Born in West Hills on Long Island, Mr. Whitman founded the Long-Islander in 1839. He grew up in Brooklyn and his formal education was limited.
“His occupations during his lifetime included printer, schoolteacher, reporter and editor,” according to the Poetry Foundation. “Whitman’s self-published Leaves of Grass was inspired in part by his travels through the American frontier and by his admiration for Ralph Waldo Emerson. This important publication underwent eight subsequent editions during his lifetime as Whitman expanded and revised the poetry and added more to the original collection of 12 poems. Emerson himself declared the first edition was ‘the most extraordinary piece of wit and wisdom that America has yet contributed.’”
The artwork created by Mrs. Singer’s students is earning applause from Huntington Public Library visitors.
A graduate of Bethpage High School, Mrs. Singer obtained a Bachelor of Fine Arts degree in painting from Cornell University’s College of Architecture, Art & Planning in 2001. She studied at Cornell’s campus in Rome, Italy for a semester during her junior year.
Mrs. Singer earned a Master of Science degree in art education at Hofstra University in 2003. She has interned at the Metropolitan Museum of Art and the Nassau County Museum Art. The longtime educator has also taught life drawing, painting and sculpture at the Huntington School of Fine Arts.

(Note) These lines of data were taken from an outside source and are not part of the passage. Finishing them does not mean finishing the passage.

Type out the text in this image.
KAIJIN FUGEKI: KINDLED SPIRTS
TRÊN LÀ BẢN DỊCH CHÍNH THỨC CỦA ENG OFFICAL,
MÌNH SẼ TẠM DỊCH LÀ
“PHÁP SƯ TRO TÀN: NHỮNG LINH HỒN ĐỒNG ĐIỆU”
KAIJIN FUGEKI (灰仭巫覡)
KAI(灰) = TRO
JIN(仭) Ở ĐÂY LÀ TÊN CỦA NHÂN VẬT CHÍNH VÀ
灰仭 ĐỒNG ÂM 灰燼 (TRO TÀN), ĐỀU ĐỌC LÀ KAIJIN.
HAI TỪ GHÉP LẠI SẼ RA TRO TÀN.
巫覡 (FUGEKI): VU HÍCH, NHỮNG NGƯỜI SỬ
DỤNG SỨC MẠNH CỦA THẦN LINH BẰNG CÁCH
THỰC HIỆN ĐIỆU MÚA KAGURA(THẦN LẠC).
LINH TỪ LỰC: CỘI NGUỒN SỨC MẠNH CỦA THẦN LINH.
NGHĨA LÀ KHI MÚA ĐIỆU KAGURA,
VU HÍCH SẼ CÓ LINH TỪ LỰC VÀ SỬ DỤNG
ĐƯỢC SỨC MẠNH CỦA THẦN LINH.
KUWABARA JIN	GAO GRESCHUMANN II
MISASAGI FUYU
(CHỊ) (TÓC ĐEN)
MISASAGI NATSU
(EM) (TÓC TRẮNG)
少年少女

Appointed to the Huntington High School faculty in 2003, Mrs. Singer has taught a variety of art courses, but her focus has been on drawing and painting classes. She has also taught fashion design for three years, resulting in one of the highlights of her career.
Mrs. Singer’s fashion class, along with the class of her faculty colleague at the time Amy Worth, was invited by First Lady Michelle Obama to attend the donation of her inaugural gown to the Smithsonian Museum after the Huntington students sent a class project inspired by Mrs. Obama to the White House.